New study finds that beach umbrellas actually aren't protecting you from the sun at all, so thanks for nothing?
For those of us who live at the beach during the summer, umbrellas are our saving grace. They save our spot while we take a dip, and they help us find our spot when coming back to our blankets. Most importantly, beach umbrellas protect us from that hot summer sun — or do they?
JAMA Dermatology conducted a study that showed that apparently beach umbrellas actually aren’t saving our skin from harmful UV rays. The study pitted beach umbrellas against SPF 100 sunscreen. 81 participants in Lake Lewisville, Texas spent three and a half hours (during peak sun time) at the beach, either under an umbrella or lathered in sunscreen.

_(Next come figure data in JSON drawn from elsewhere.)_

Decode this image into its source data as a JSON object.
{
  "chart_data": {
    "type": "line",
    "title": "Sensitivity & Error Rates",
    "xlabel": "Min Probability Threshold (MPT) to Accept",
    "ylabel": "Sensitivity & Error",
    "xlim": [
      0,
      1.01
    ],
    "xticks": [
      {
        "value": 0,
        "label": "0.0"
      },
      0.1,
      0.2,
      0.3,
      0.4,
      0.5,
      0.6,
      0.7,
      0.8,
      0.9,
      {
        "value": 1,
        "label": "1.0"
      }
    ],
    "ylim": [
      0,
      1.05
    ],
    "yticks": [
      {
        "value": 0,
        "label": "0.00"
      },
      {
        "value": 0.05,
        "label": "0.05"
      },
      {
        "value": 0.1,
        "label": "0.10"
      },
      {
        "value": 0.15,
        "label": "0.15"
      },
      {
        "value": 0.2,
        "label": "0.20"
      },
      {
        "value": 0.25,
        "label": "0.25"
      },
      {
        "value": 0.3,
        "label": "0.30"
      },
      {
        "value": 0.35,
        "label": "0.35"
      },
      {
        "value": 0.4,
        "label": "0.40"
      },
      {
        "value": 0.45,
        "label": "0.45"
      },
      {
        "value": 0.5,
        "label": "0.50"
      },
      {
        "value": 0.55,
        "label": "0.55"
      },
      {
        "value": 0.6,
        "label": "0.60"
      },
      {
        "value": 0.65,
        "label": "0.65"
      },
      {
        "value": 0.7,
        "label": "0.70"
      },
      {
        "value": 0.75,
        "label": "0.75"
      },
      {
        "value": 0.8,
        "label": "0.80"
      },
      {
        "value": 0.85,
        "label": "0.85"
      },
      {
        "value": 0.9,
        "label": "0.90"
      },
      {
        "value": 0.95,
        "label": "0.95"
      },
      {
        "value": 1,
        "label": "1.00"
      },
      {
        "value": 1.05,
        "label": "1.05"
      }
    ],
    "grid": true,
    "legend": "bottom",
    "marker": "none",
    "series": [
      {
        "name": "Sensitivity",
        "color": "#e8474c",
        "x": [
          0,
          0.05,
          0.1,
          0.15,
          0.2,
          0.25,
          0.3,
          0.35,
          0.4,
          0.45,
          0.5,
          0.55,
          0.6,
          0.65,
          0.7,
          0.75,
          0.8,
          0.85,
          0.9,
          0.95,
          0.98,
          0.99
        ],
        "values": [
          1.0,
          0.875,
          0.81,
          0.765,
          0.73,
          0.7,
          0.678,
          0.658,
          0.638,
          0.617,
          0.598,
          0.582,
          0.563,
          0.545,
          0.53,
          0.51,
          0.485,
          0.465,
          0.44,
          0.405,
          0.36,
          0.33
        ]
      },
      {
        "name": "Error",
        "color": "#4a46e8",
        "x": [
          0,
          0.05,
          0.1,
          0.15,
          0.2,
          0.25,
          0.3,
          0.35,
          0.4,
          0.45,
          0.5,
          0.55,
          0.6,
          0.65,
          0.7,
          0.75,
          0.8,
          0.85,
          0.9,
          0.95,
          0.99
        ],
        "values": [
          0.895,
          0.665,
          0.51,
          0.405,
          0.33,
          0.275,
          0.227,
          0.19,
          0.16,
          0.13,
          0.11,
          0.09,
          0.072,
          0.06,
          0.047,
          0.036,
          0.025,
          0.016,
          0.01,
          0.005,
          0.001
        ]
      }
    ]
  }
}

The 81 participants each followed a list of controlled stipulations during the three and a half hour time period. When the time was up, researchers found that 78% of participants using an umbrella ended up sunburnt, whereas only 25% of participants burned while using sunscreen.
During the study, researchers monitored participants under umbrellas to make sure they remained in the shade and covered up if they needed to leave the umbrella for any reason. The bottom line is, the umbrella didn’t do diddly squat.
The scientists who conducted the study reinforce the fact that although the SPF 100 sunscreen did protect the skin better than umbrellas, neither form of sun protection prevented sunburn completely. This study is a great reminder that it’s important to use several forms of sun protection while exposed to UV rays to get the most bang for your skin’s buck.